Global FDI inflows, however, declined by 8 per cent to $1.26 trillion due to fragility of the global economy, policy uncertainty and geopolitical risks, the latest 'Global Investment Monitor’ report released by United Nations Conference on Trade and Development on Thursday said.
China became the largest recipient of FDI in the world in 2014 with inflows of $128 billion (3 per cent growth), which was nearly four times more than India.
The United States fell to the third largest host country with FDI inflows of $86 billion, which was almost a third of their 2013 level, the report said.
“Flows were heavily influenced by economic uncertainty and geopolitical risks including regional conflicts, and by the $ 130 billion mega-buy-back of shares by Verizon (the US) from Vodafone (the UK) which significantly reduced the equity component of FDI inflows to the US,” the report said.
Interestingly, among the top five FDI recipients in the world, four are developing economies which include Hong Kong ($111 billion), Singapore ($ 81 billion) and Brazil ($62 billion).
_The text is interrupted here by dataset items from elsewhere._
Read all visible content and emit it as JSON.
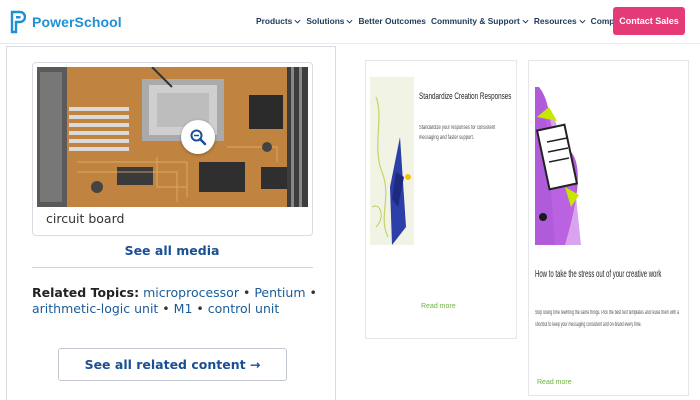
{
  "header": {
    "brand": "PowerSchool",
    "nav": [
      {
        "label": "Products"
      },
      {
        "label": "Solutions"
      },
      {
        "label": "Better Outcomes"
      },
      {
        "label": "Community & Support"
      },
      {
        "label": "Resources"
      },
      {
        "label": "Company"
      }
    ],
    "cta_label": "Contact Sales",
    "colors": {
      "brand": "#1f8fd6",
      "cta": "#e43b78",
      "nav_text": "#1e3a5a"
    }
  },
  "media": {
    "caption": "circuit board",
    "see_all_label": "See all media",
    "zoom_icon": "magnifier-icon",
    "image_subject": "circuit-board-photo"
  },
  "related": {
    "label": "Related Topics:",
    "topics": [
      "microprocessor",
      "Pentium",
      "arithmetic-logic unit",
      "M1",
      "control unit"
    ],
    "see_all_label": "See all related content →"
  },
  "ads": [
    {
      "headline": "Standardize Creation Responses",
      "body": "Standardize your responses for consistent messaging and faster support.",
      "link_label": "Read more"
    },
    {
      "headline": "How to take the stress out of your creative work",
      "body": "Stop losing time rewriting the same things. Pick the best text templates and reuse them with a shortcut to keep your messaging consistent and on-brand every time.",
      "link_label": "Read more"
    }
  ]
}
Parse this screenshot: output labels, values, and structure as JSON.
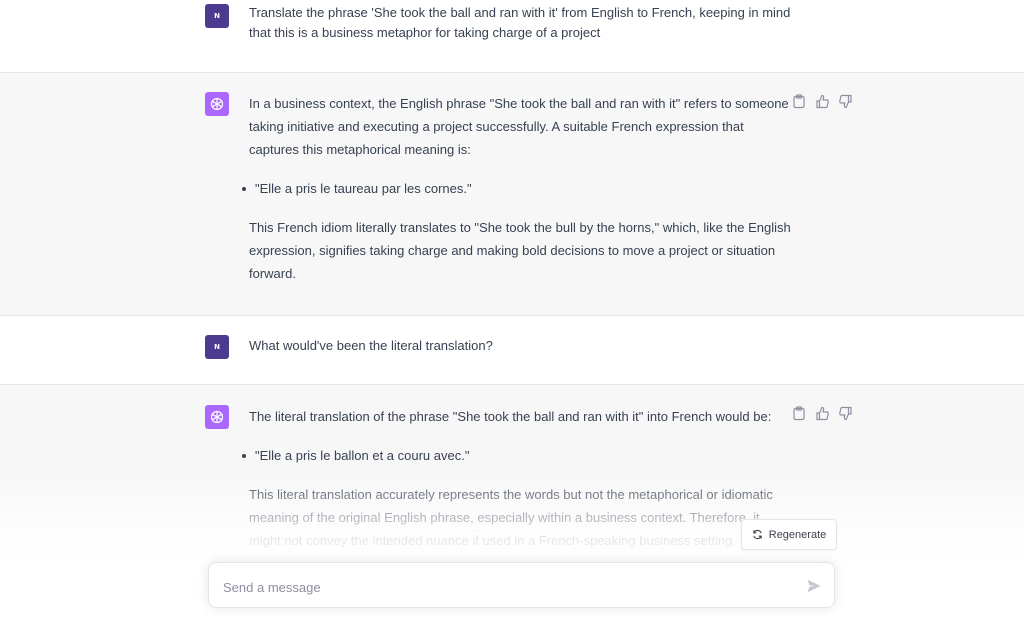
{
  "messages": [
    {
      "role": "user",
      "text": "Translate the phrase 'She took the ball and ran with it' from English to French, keeping in mind that this is a business metaphor for taking charge of a project"
    },
    {
      "role": "assistant",
      "paragraphs": [
        "In a business context, the English phrase \"She took the ball and ran with it\" refers to someone taking initiative and executing a project successfully. A suitable French expression that captures this metaphorical meaning is:",
        "\"Elle a pris le taureau par les cornes.\"",
        "This French idiom literally translates to \"She took the bull by the horns,\" which, like the English expression, signifies taking charge and making bold decisions to move a project or situation forward."
      ]
    },
    {
      "role": "user",
      "text": "What would've been the literal translation?"
    },
    {
      "role": "assistant",
      "paragraphs": [
        "The literal translation of the phrase \"She took the ball and ran with it\" into French would be:",
        "\"Elle a pris le ballon et a couru avec.\"",
        "This literal translation accurately represents the words but not the metaphorical or idiomatic meaning of the original English phrase, especially within a business context. Therefore, it might not convey the intended nuance if used in a French-speaking business setting."
      ]
    }
  ],
  "regenerate_label": "Regenerate",
  "composer": {
    "placeholder": "Send a message"
  },
  "icons": {
    "user_avatar": "user-avatar-icon",
    "bot_avatar": "openai-logo-icon",
    "copy": "clipboard-icon",
    "thumbs_up": "thumbs-up-icon",
    "thumbs_down": "thumbs-down-icon",
    "regenerate": "refresh-icon",
    "send": "send-icon"
  },
  "colors": {
    "bot_avatar": "#ab68ff",
    "user_avatar": "#4b3a8f",
    "bot_row_bg": "#f7f7f8"
  }
}
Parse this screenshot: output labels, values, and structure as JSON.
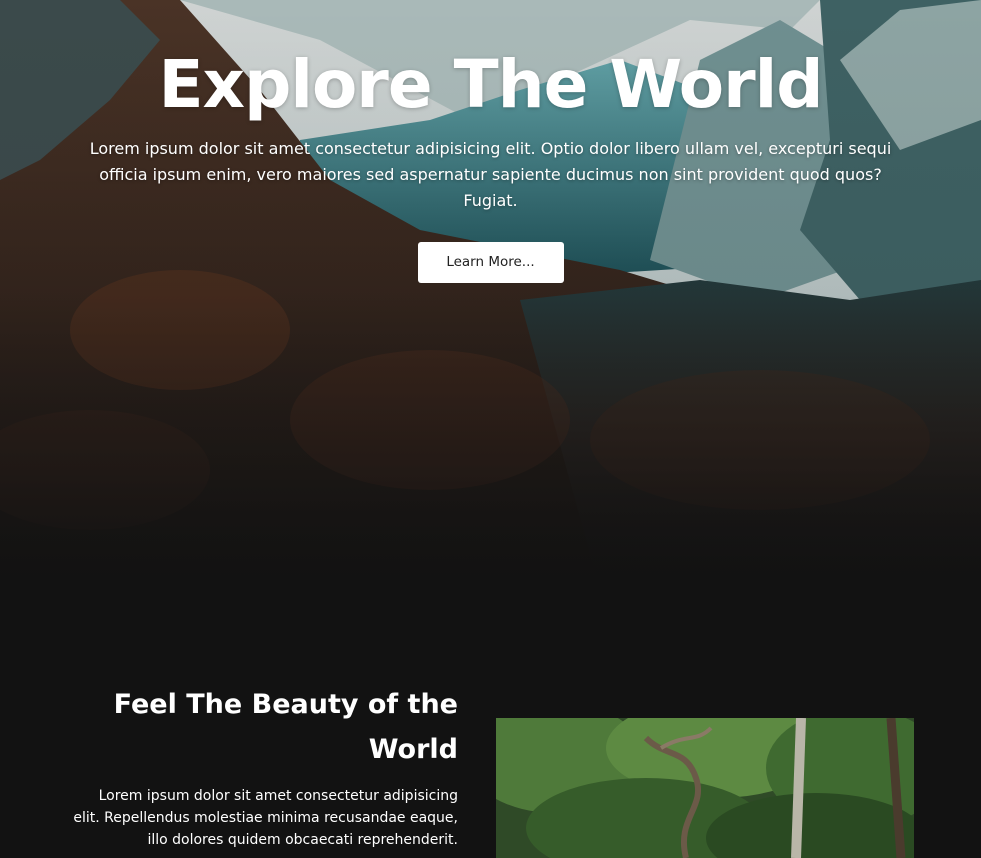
{
  "hero": {
    "title": "Explore The World",
    "text": "Lorem ipsum dolor sit amet consectetur adipisicing elit. Optio dolor libero ullam vel, excepturi sequi officia ipsum enim, vero maiores sed aspernatur sapiente ducimus non sint provident quod quos? Fugiat.",
    "button_label": "Learn More...",
    "background": "mountain-valley-forest-photo"
  },
  "feature": {
    "title": "Feel The Beauty of the World",
    "text": "Lorem ipsum dolor sit amet consectetur adipisicing elit. Repellendus molestiae minima recusandae eaque, illo dolores quidem obcaecati reprehenderit.",
    "image": "forest-trees-photo"
  },
  "colors": {
    "page_background": "#121212",
    "text": "#ffffff",
    "button_background": "#ffffff",
    "button_text": "#222222"
  }
}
For 2015, the report said that trends in global FDI flows were uncertain. “The fragility of the world economy, with growth tempered by hesitant consumer demand, volatility in currency markets and geopolitical instability will act as a deterrent for investors,” it said.
Commodity prices
Decline in commodity prices will also lower investments in the oil and gas and other commodity industries.
On the positive side, the report said that stronger economic growth in the US, the demand boosting effect of lower oil prices and proactive monetary policy in the Euro Zone could support increased FDI.